# 数据作业代写 Data Mining and Visualisation

## Data Mining and Visualisation

### For each of the questions Q3,4,5,6 include:  数据作业代写

1. one chart (with 3 sets of values: precision, recall, and f-score)

2. table/list with the values used to build the chart

Can we use some methods provided by numpy to do some basic calculation or comparison such as sum(), square(), min()... or have to implement them manually?

Yes, anything you can find in NumPy, feel free to use  数据作业代写

For the F score can we still use (2 precision*recall)/(precison+recall) using overall precision and recall or do we have to work out the F scores for each element?

yes, we first compute F-score for each element in the dataset and then average it to get the F-score for the entire dataset.

Are we allowed to drop the first column before we feed it into the algorithm function or should the function drop it for us?

yes, we should at some point ignore the first column as it is not numerical.

If we are implementing the k-means++ initial representative selection scheme, a) can we use this scheme to select initial representatives for k-medians? and b) if yes.  Should we use manhattan distance to determine selection probabilities when initialising reps for k-medians?

### This is a good question.  数据作业代写

I don't know about applications of the k-means++ rule to the k-medians algorithm.

I guess this is a natural thing to do, so feel free to do this.  But make sure that you explain what you are doing in the comments.

We need to get an overall precision, recall, f-score for each k, is that right?

For example, the answer is going to like: when k = 1.  The precision is xxx, the recall is xxx, and f-score is xxx

Yes, this is correct

### I wonder how to calculate the overall precision, recall, f-score. Is it the average of the 4 values?

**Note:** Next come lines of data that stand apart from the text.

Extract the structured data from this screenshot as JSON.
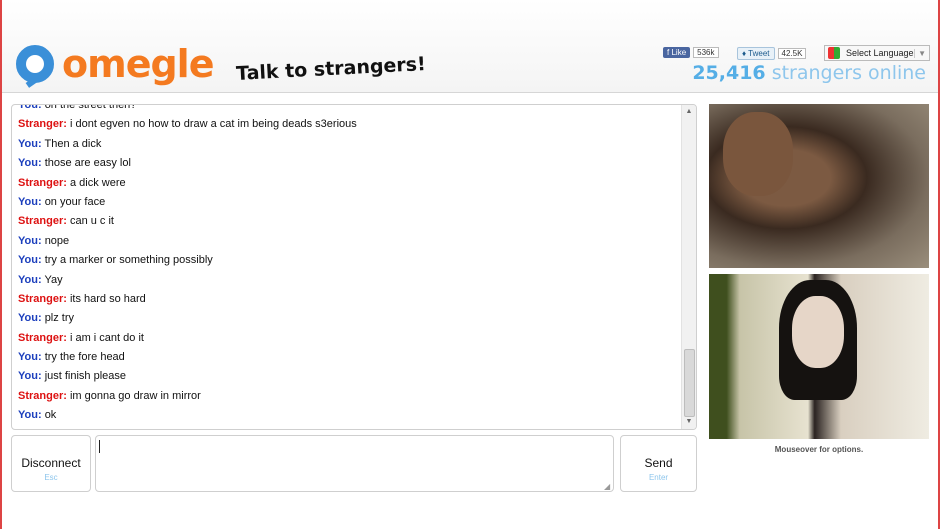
{
  "brand": {
    "name": "omegle",
    "tagline": "Talk to strangers!"
  },
  "social": {
    "like_label": "Like",
    "like_count": "536k",
    "tweet_label": "Tweet",
    "tweet_count": "42.5K",
    "language_label": "Select Language"
  },
  "online": {
    "count": "25,416",
    "label": "strangers online"
  },
  "chat": {
    "messages": [
      {
        "who": "You:",
        "text": "on the street then?"
      },
      {
        "who": "Stranger:",
        "text": "i dont egven no how to draw a cat im being deads s3erious"
      },
      {
        "who": "You:",
        "text": "Then a dick"
      },
      {
        "who": "You:",
        "text": "those are easy lol"
      },
      {
        "who": "Stranger:",
        "text": "a dick were"
      },
      {
        "who": "You:",
        "text": "on your face"
      },
      {
        "who": "Stranger:",
        "text": "can u c it"
      },
      {
        "who": "You:",
        "text": "nope"
      },
      {
        "who": "You:",
        "text": "try a marker or something possibly"
      },
      {
        "who": "You:",
        "text": "Yay"
      },
      {
        "who": "Stranger:",
        "text": "its hard so hard"
      },
      {
        "who": "You:",
        "text": "plz try"
      },
      {
        "who": "Stranger:",
        "text": "i am i cant do it"
      },
      {
        "who": "You:",
        "text": "try the fore head"
      },
      {
        "who": "You:",
        "text": "just finish please"
      },
      {
        "who": "Stranger:",
        "text": "im gonna go draw in mirror"
      },
      {
        "who": "You:",
        "text": "ok"
      }
    ]
  },
  "controls": {
    "disconnect_label": "Disconnect",
    "disconnect_hint": "Esc",
    "send_label": "Send",
    "send_hint": "Enter",
    "message_value": ""
  },
  "video": {
    "options_hint": "Mouseover for options."
  },
  "colors": {
    "you": "#1c3fbd",
    "stranger": "#dd1111",
    "logo_orange": "#f47a20",
    "logo_blue": "#3a8fd8",
    "online_blue": "#55aee6"
  }
}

Overal precision, recall, and f-score are the averages of the precision, recall, and f-score values of individual objects in the dataset. The formula for this can be found in the slides.  数据作业代写

I was just wondering: is it desirable for our randomised centroids to be 'consistent' between different values of k?

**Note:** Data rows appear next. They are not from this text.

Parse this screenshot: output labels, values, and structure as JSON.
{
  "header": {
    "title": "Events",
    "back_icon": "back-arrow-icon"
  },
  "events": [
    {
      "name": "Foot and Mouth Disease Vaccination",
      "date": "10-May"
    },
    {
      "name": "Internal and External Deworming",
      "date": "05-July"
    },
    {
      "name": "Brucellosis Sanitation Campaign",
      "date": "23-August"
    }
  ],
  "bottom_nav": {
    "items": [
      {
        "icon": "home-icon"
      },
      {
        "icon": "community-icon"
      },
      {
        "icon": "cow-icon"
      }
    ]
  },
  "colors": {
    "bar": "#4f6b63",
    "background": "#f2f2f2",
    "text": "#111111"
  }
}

In other words, if I initialise k=3 with three randomly chosen points, is it better for k=4 to consist of those same three randomly chosen points, plus an additional randomly chosen point? This way, k=5 will consist of the same points as k=4 plus an additional randomly chosen point (and so on).

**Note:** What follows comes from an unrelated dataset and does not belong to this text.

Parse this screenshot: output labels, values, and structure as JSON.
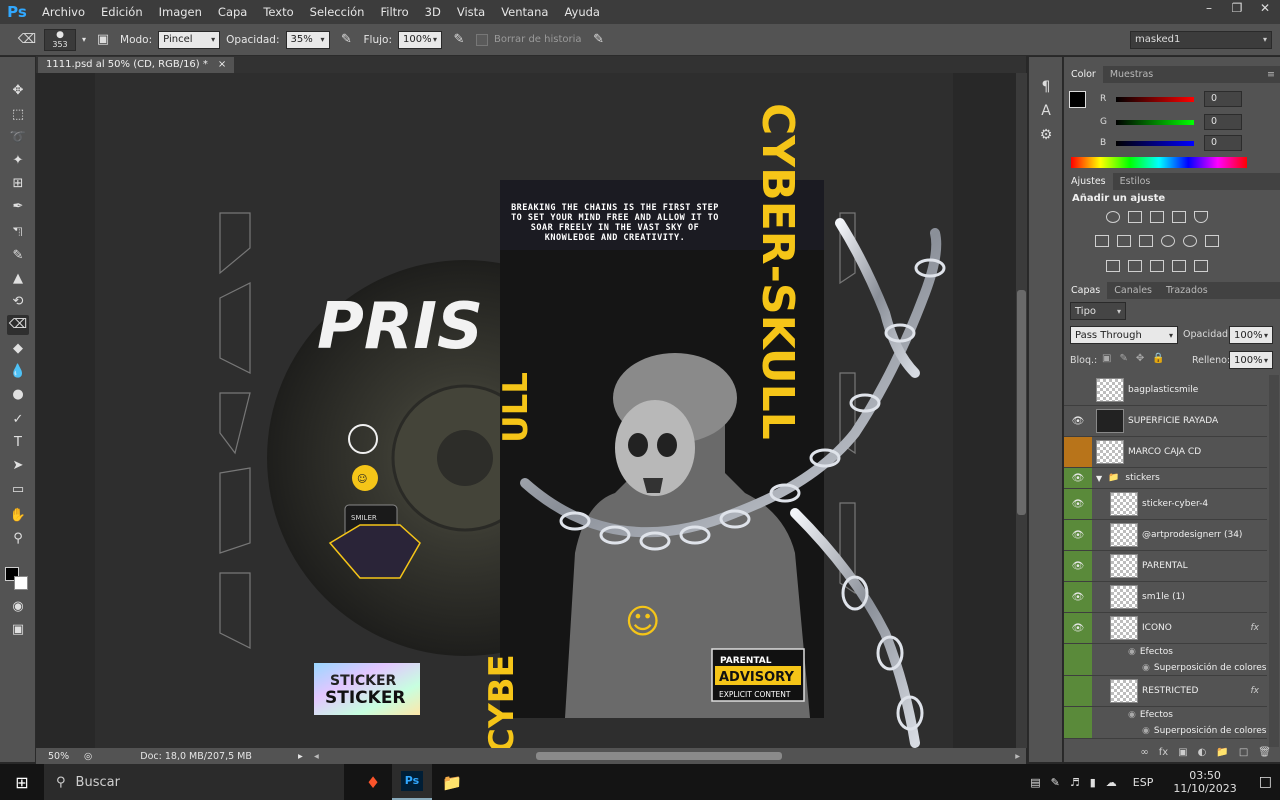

I could edit my code such that the centroids initialised for different k values are consistent from one function call to another but bear no 'resemblance' to one another (in the manner suggested above); however, it seems to me that, if I were to do that, the performance of the algorithm (for different k values) would depend to a great extent on the arbitrariness of the initialisation of the centroids.

there is no requirement for the initial representatives to be consistent between different values of k.

Indeed, the result may greatly depend on the initial choice. You could play with different seed values and pick the one that gives you a better 'picture'.

Can I please know how to calculate the precision and recall? Are we supposed to initially categorise each label into 0,1,2,3 and then figure after calculation if all 0s are in one cluster, 2s are in another cluster and so on and so forth? And then compare all the cluster values to the initial label classification to check for TN, FN, TP, FP?